Global Impact: How did the Market React to Cloudflare’s Outage?

Shares of Cloudflare dropped by nearly 3% in morning trading (New York Stock Exchange) after the outage, as investors grew cautious about the company’s operational stability. With Cloudflare powering more than 20% of global web traffic, even a short disruption becomes highly visible and carries significant ripple effects across the internet. Incidents like this underscore the vulnerabilities of centralized web infrastructure and reveal just how heavily businesses and users rely on a small number of major service providers. 

(Source: TheEconomicTimes ) 

Why did Cloudflare’s outage affect so many services?

Cloudflare plays a critical role in today’s internet ecosystem, powering more than 20% of all websites globally. Its vast network supports a wide range of platforms, including social media, streaming services, gaming apps, and countless business tools. So, when Cloudflare experiences a significant disruption, the impact is immediate and widespread.

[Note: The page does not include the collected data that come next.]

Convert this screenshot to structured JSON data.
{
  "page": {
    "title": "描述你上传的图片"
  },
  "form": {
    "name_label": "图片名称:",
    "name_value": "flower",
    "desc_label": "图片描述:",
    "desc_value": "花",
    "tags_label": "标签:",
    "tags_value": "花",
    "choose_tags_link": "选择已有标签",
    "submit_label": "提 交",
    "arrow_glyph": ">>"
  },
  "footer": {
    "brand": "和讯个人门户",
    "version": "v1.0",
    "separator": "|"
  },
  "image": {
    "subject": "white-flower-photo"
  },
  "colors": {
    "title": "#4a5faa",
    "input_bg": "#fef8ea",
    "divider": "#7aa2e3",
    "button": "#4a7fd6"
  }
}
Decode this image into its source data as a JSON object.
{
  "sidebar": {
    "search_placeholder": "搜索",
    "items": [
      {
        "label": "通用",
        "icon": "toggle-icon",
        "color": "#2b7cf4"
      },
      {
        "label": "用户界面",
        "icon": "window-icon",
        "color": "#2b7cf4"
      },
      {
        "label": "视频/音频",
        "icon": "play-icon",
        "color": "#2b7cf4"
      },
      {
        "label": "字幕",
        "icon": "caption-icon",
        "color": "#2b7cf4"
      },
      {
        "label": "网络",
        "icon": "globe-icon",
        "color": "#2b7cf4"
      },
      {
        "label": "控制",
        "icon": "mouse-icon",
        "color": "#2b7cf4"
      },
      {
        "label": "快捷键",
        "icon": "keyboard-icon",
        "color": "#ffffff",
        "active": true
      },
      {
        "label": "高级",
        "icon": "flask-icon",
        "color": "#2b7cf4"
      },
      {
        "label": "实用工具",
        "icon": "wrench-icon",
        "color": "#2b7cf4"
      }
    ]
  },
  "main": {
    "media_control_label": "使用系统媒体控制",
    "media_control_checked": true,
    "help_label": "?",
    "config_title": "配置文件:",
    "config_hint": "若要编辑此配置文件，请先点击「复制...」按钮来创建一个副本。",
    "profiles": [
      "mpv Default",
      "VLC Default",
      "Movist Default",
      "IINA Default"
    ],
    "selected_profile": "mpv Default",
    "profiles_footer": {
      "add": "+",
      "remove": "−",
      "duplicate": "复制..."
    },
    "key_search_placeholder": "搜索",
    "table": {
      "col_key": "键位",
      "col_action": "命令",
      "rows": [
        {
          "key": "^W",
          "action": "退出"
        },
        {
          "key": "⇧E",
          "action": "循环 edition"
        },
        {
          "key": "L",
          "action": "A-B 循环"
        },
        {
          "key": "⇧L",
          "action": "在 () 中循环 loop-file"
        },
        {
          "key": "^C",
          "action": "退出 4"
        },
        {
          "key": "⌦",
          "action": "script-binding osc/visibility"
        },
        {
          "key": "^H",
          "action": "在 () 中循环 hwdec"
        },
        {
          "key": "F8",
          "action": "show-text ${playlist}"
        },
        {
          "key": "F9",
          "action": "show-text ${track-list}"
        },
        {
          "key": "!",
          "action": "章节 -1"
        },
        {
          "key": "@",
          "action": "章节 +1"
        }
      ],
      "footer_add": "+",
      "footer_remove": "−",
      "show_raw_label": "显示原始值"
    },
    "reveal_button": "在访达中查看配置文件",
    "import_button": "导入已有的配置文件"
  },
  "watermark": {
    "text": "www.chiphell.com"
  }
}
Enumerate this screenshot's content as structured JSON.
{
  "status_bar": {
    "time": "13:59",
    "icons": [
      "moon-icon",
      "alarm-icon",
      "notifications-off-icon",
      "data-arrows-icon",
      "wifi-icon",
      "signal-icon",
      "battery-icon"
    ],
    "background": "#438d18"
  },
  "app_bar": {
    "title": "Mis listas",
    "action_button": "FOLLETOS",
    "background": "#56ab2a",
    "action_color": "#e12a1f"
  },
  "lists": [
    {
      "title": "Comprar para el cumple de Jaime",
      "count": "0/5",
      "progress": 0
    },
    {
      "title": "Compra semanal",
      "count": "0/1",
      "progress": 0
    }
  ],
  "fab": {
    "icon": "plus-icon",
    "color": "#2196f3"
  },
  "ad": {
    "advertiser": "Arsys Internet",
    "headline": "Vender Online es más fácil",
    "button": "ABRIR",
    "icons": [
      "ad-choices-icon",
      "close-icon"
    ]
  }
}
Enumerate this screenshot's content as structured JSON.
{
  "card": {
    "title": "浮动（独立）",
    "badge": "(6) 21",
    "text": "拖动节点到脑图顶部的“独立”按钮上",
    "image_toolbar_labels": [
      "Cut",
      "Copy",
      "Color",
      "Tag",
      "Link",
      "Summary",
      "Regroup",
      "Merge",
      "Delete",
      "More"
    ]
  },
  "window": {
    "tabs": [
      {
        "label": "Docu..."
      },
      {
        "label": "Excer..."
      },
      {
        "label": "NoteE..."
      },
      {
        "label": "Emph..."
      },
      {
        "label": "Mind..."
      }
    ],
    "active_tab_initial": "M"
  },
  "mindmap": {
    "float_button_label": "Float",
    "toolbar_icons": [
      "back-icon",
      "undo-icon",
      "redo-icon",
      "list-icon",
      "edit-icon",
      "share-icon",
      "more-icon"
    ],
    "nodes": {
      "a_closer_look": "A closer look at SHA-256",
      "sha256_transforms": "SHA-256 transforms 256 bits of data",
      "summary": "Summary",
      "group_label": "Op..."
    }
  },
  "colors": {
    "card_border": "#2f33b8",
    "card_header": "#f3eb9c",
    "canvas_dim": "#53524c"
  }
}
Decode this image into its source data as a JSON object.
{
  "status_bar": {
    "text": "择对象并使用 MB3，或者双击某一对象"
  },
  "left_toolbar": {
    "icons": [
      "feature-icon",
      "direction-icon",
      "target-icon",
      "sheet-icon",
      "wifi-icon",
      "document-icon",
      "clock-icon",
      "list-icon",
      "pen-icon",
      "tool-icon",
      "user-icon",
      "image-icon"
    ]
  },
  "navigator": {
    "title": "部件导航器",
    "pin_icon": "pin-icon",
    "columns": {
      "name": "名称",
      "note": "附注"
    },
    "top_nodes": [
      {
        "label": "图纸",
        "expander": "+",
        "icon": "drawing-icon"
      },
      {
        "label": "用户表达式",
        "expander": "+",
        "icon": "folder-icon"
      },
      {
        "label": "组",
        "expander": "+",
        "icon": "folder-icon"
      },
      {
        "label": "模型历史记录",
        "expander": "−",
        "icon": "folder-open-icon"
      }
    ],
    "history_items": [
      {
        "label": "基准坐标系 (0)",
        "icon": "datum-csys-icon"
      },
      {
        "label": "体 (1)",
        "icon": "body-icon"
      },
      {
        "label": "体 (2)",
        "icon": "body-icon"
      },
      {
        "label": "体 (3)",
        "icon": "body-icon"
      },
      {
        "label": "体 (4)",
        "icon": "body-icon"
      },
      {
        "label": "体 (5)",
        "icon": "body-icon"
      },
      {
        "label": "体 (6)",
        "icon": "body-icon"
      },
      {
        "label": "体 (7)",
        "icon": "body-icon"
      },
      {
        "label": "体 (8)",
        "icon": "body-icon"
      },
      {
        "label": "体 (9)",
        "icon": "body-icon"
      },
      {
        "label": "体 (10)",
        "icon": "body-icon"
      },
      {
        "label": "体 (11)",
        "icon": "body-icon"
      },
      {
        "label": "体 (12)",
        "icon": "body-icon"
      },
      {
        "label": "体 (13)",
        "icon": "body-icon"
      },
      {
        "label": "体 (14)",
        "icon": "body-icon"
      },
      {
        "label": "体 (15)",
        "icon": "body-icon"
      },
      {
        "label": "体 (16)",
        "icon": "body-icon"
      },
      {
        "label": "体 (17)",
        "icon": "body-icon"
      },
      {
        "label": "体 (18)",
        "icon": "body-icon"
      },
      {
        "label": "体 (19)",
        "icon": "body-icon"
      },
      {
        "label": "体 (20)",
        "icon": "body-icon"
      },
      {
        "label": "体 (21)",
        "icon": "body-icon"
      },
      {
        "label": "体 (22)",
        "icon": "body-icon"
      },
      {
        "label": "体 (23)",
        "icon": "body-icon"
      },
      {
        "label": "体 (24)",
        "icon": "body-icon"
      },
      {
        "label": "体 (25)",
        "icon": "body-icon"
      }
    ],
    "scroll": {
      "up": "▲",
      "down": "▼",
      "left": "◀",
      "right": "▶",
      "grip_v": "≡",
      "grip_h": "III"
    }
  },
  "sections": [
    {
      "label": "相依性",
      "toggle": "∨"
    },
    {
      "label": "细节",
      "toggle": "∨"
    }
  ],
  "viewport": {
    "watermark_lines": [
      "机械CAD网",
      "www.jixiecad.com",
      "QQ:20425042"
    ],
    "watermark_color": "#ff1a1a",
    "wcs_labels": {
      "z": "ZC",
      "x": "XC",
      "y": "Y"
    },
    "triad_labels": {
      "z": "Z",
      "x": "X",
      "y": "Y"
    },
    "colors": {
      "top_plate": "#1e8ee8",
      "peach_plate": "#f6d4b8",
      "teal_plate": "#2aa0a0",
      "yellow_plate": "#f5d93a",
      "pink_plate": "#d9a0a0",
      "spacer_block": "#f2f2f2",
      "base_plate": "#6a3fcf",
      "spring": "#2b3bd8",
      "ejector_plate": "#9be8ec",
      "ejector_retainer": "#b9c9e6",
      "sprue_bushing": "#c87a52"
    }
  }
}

The recent outage highlights how heavily the online world depends on centralized infrastructure. With so many services built on top of a few major providers, a single technical failure can cascade across multiple platforms at once. This dependency leaves organizations vulnerable, as many rely on Cloudflare’s network for uptime, performance, and security.

What is the Current Status?

Cloudflare has confirmed that the outage is fully resolved and that all services are now operating normally. The issues that caused widespread disruptions across multiple platforms have been addressed, and the company has restored stable performance across its global network. Cloudflare’s status page reports that all systems are operational, with no ongoing spikes in 5xx errors or latency.

Final Notes

In conclusion, Cloudflare’s outage comes just a month after a significant AWS disruption, underscoring how dependent the digital ecosystem has become on a handful of core infrastructure providers. While Cloudflare responded quickly and restored normal operations, the incident highlighted the importance of robust failover systems, continuous monitoring, and thorough testing of configuration changes. As platforms increasingly rely on third-party infrastructure providers, maintaining resilience and preparedness for such disruptions remains crucial for ensuring uninterrupted user experiences.